Çocuk ve ergenlerde genellikle aşırı, kontrol edilemeyen gündüz uykululuğu ile belirti verir, hastalar beklenmedik anlarda konuşurken ya da yemek yerken aniden uykuya dalar ve bu uyku saatler sürebilir. İkinci belirtisi güçlü bir duygu yaşandığında (heyecan, üzüntü, mutluluk) ya da gülme sırasında oluşan ani kas gücü kaybıdır, ‘Katapleksi’ denilen bu durum, çocuklardaki narkolepsi vakalarının yüzde 50-70’inde görülür. Olguların bir kısmındaysa uyku paralizisi ve uykuya geçişte halüsinasyonların görülmesi mümkündür, beyinde uyanıklığı sağlayan sinir hücrelerinin eksikliğinden kaynaklanır. Tanısı özel uyku testleri ve beyin omurilik sıvısında uyku hücrelerinin ürettiği özel bir maddenin analiziyle netleştirilir, tedaviden fayda görür.

Uyku Bozuklukları Çocukları Nasıl Etkiler?

Bu tür uyku problemleri çocuklarda; sakarlıklar ve kazalar, davranış problemleri, duygusal problemler, hafıza, konsantrasyon ve öğrenme sorunları, akademik sorunlar gibi  birçok probleme neden olabilir.

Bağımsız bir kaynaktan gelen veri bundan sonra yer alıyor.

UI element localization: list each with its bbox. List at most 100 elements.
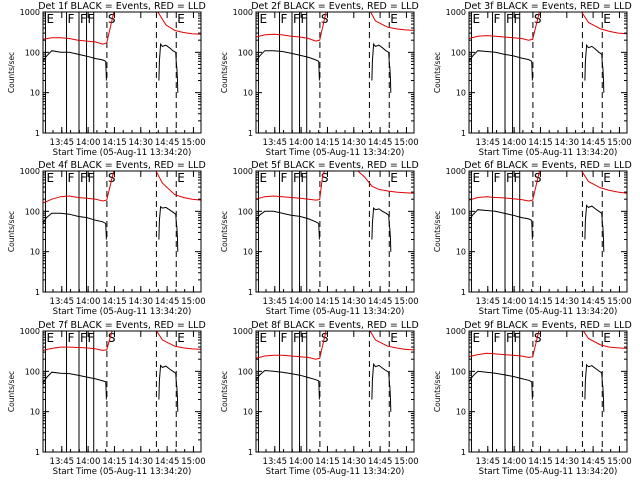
x-tick-label: 13:45 xyxy=(263,138,288,148)
series-lld-line xyxy=(256,331,414,360)
x-tick-label: 15:00 xyxy=(607,457,632,467)
x-tick-label: 14:00 xyxy=(289,297,314,307)
x-tick-label: 14:30 xyxy=(129,297,154,307)
marker-label: F xyxy=(281,171,288,185)
y-tick-label: 1000 xyxy=(20,8,40,17)
series-events-line xyxy=(469,50,533,81)
x-tick-label: 14:45 xyxy=(155,297,180,307)
x-tick-label: 14:15 xyxy=(315,138,340,148)
x-tick-label: 14:15 xyxy=(528,457,553,467)
series-events-line xyxy=(371,42,392,93)
x-tick-label: 14:45 xyxy=(155,457,180,467)
y-tick-label: 1000 xyxy=(233,167,253,176)
marker-label: F xyxy=(494,331,501,345)
y-tick-label: 100 xyxy=(238,207,253,216)
series-events-line xyxy=(371,207,392,252)
x-tick-label: 14:30 xyxy=(555,297,580,307)
marker-label: F xyxy=(514,171,521,185)
marker-label: F xyxy=(293,331,300,345)
series-events-line xyxy=(256,210,320,240)
marker-label: E xyxy=(390,171,398,185)
series-events-line xyxy=(158,205,179,252)
x-tick-label: 14:45 xyxy=(155,138,180,148)
plot-frame xyxy=(468,11,628,134)
y-tick-label: 1000 xyxy=(446,167,466,176)
marker-label: E xyxy=(46,331,54,345)
x-axis-label: Start Time (05-Aug-11 13:34:20) xyxy=(53,148,192,158)
y-axis-label: Counts/sec xyxy=(433,52,442,93)
panel-title: Det 4f BLACK = Events, RED = LLD xyxy=(38,160,206,171)
series-events-line xyxy=(371,362,392,412)
panel-title: Det 9f BLACK = Events, RED = LLD xyxy=(464,320,632,331)
series-lld-line xyxy=(43,12,201,45)
panel-title: Det 5f BLACK = Events, RED = LLD xyxy=(251,160,419,171)
plot-frame xyxy=(42,11,202,134)
marker-label: E xyxy=(390,331,398,345)
marker-label: E xyxy=(46,12,54,26)
y-tick-label: 1 xyxy=(461,129,466,138)
marker-label: F xyxy=(68,331,75,345)
y-tick-label: 1 xyxy=(35,288,40,297)
x-tick-label: 15:00 xyxy=(394,138,419,148)
marker-label: S xyxy=(108,331,116,345)
y-tick-label: 10 xyxy=(30,408,40,417)
y-tick-label: 1000 xyxy=(233,327,253,336)
series-events-line xyxy=(43,50,107,81)
y-axis-label: Counts/sec xyxy=(7,211,16,252)
x-tick-label: 13:45 xyxy=(263,457,288,467)
x-tick-label: 15:00 xyxy=(181,457,206,467)
marker-label: S xyxy=(534,331,542,345)
marker-label: F xyxy=(301,331,308,345)
y-axis-label: Counts/sec xyxy=(220,52,229,93)
marker-label: F xyxy=(68,12,75,26)
marker-label: F xyxy=(494,12,501,26)
x-axis-label: Start Time (05-Aug-11 13:34:20) xyxy=(266,467,405,477)
marker-label: S xyxy=(321,171,329,185)
series-lld-line xyxy=(43,331,201,351)
plot-frame xyxy=(468,330,628,453)
y-tick-label: 1 xyxy=(461,288,466,297)
series-lld-line xyxy=(43,171,201,204)
y-tick-label: 1 xyxy=(248,288,253,297)
series-events-line xyxy=(256,50,320,81)
x-tick-label: 14:00 xyxy=(502,138,527,148)
y-axis-label: Counts/sec xyxy=(220,371,229,412)
marker-label: F xyxy=(80,171,87,185)
series-events-line xyxy=(584,204,605,252)
x-tick-label: 15:00 xyxy=(607,297,632,307)
marker-label: E xyxy=(177,171,185,185)
panel-title: Det 6f BLACK = Events, RED = LLD xyxy=(464,160,632,171)
y-tick-label: 10 xyxy=(456,248,466,257)
x-tick-label: 14:30 xyxy=(342,138,367,148)
y-axis-label: Counts/sec xyxy=(433,371,442,412)
plot-frame xyxy=(255,330,415,453)
marker-label: F xyxy=(301,12,308,26)
y-tick-label: 10 xyxy=(456,408,466,417)
panel-title: Det 8f BLACK = Events, RED = LLD xyxy=(251,320,419,331)
marker-label: E xyxy=(390,12,398,26)
x-tick-label: 14:15 xyxy=(315,457,340,467)
x-tick-label: 14:00 xyxy=(76,138,101,148)
x-tick-label: 14:15 xyxy=(102,297,127,307)
series-lld-line xyxy=(469,12,627,41)
x-tick-label: 14:30 xyxy=(555,457,580,467)
x-tick-label: 14:45 xyxy=(368,457,393,467)
y-tick-label: 1 xyxy=(35,448,40,457)
x-tick-label: 14:15 xyxy=(528,138,553,148)
panel-title: Det 2f BLACK = Events, RED = LLD xyxy=(251,1,419,12)
series-events-line xyxy=(584,43,605,93)
y-tick-label: 1 xyxy=(248,448,253,457)
x-tick-label: 14:00 xyxy=(76,457,101,467)
marker-label: E xyxy=(259,171,267,185)
x-axis-label: Start Time (05-Aug-11 13:34:20) xyxy=(266,307,405,317)
series-lld-line xyxy=(469,171,627,202)
marker-label: E xyxy=(472,171,480,185)
marker-label: F xyxy=(68,171,75,185)
series-lld-line xyxy=(256,171,414,201)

Çocuklarda Uyku Bozuklukları Nasıl Tedavi Edilir?

Uyku problemlerine yol açabilecek fiziksel sorunların tespiti için gerekli yönlendirmeler yapılır, eğer fiziksel bir neden yoksa, uyku bozukluğuna yol açabilecek duygusal problemler belirlenir. Çocuklarda uyku bozukluğuna neden olan duygusal problemler için oyun terapisi ve bilişsel davranışçı terapi yöntemleri uygulanır. Uyku düzenine ilişkin sorunlarda ailenin ev ortamında gerçekleştireceği düzenlemelerle ilgili yönlendirmeler yapılır.

Ailelere Öneriler:

  • Çocuğunuzun uykuya dalmasını ve tüm gece boyunca uyumasını kolaylaştırmak için düzenli bir uyku takvimi geliştirin. Çocuğun gündüz aşırı uyumadığına emin olun.
  • Uygun olarak seçilen uyku saati konusunda kararlı olun.
  • Çocuğunuz endişeli ve korkulu görünüyor ise onu rahatlatmaya çalışın. Uyku zamanında ona masal okuyun. Çocuğu sakinleştirin ve gece boyunca onun yakınında olacağınızı anlatın.
  • Bir gece ışığını açık bırakın ya da sakinleştirici bir müziği hafif sesle çalacak şekilde açık bırakın.
  • Gece çocuğunuz korkarak yanınıza geldiğinde onu yatağınıza alıp birlikte uyumak yerine odasına geri götürün. Korkusunu anlamaya çalışın ve güvende olduğunu, onun yanında olduğunuzu vurgulayın. Odasına birlikte gittikten sonra baş ucunda oturularak bir masal okunan ve gece lambası açık bırakılarak, iyi geceler dilenen çocuk, kendi yatağında uyuyacaktır. Gece uyanıp ailesinin yanına gittiğinde, ‘korkulacak bir şey olmadığını, ailesinin orada olacağını’ kararlı bir davranışla öğrenen ve geri götürülen çocuk, geceleri ebeveyn yatağına gitmekten vazgeçecektir.